Time value of money is the concept that the value of a dollar to be received in future is less than the value of a dollar on hand today. One reason is that money received today can be invested thus generating more money. Another reason is that when a person opts to receive a sum of money in future rather than today, he is effectively lending the money and there are risks involved in lending such as default risk and inflation. Default risk arises when the borrower does not pay the money back to the lender. Inflation is the decrease in purchasing power of money due to a general increase level of overall price level.

## Present value

When a future payment or series of payments are discounted at the given interest rate to the present date to reflect the time value of money, the resulting value is called present value.

Present value of a single sum, say $1, depends on the interest rate, time duration, number of compounding periods. If the interest rate is high, time duration is longer and compounding periods are more frequent, the present value is lower and vice versa.

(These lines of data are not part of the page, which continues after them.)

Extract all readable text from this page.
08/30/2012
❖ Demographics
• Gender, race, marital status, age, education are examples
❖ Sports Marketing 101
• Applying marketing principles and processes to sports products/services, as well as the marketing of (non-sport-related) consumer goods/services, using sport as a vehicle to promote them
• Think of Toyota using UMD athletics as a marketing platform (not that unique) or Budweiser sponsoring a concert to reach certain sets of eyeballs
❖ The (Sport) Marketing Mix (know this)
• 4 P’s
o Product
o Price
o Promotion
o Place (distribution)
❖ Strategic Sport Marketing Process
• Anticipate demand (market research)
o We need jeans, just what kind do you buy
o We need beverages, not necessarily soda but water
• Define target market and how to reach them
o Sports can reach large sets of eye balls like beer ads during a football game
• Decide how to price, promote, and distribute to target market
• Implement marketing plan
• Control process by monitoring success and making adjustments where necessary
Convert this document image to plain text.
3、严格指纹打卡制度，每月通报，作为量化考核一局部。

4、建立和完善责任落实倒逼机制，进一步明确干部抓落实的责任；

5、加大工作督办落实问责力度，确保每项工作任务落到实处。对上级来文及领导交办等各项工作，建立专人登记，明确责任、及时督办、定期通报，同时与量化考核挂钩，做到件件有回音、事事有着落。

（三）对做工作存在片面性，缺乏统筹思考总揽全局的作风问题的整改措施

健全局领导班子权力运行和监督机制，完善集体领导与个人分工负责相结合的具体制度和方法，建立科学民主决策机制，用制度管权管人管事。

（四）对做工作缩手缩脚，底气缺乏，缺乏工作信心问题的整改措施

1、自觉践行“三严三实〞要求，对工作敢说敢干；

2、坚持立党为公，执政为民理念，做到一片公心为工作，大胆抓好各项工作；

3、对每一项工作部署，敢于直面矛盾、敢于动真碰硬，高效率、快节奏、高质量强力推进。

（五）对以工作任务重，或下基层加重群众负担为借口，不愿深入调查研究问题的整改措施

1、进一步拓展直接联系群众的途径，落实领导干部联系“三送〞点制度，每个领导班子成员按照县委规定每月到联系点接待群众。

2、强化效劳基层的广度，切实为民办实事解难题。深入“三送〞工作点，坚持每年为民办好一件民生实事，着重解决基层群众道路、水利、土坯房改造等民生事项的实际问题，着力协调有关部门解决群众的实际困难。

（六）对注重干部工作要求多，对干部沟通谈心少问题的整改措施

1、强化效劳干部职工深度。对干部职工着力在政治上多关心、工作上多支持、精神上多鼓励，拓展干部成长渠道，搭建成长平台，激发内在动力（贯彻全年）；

Present value of an annuity finds out the present value of a series of equal cash flows that occur after equal period of time. The present value of annuity further depends on whether it is an (ordinary) annuity or an annuity due.

## Future value

Future value is amount that is obtained by enhancing the value of a present payment or a series of payments at the given interest rate to reflect the time value of money.

Future value of a single sum or an annuity is high when the interest rate is high, time duration is longer, compounding is more frequent, and vice versa.

## Interest

Interest is charge against use of money paid by the borrower to the lender in addition to the actual money lent. The amount of interest depends on whether there is simple interest or compound interest. In simple interest, there is no interest on interest but in compound interest, interest is calculated on both principal and interest already earned. It also depends on whether we are working with an interest rate or a discount rate.

## Application of time value of money principle

Time value of money is one of the most fundamental phenomenon in finance. It is underlying theme embodies in financial concepts such as net present value, internal rate of return, compound annual growth rate, etc. It is the basis used to work out the intrinsic value of a firm, a share of common stock, a bond or any other financial instrument.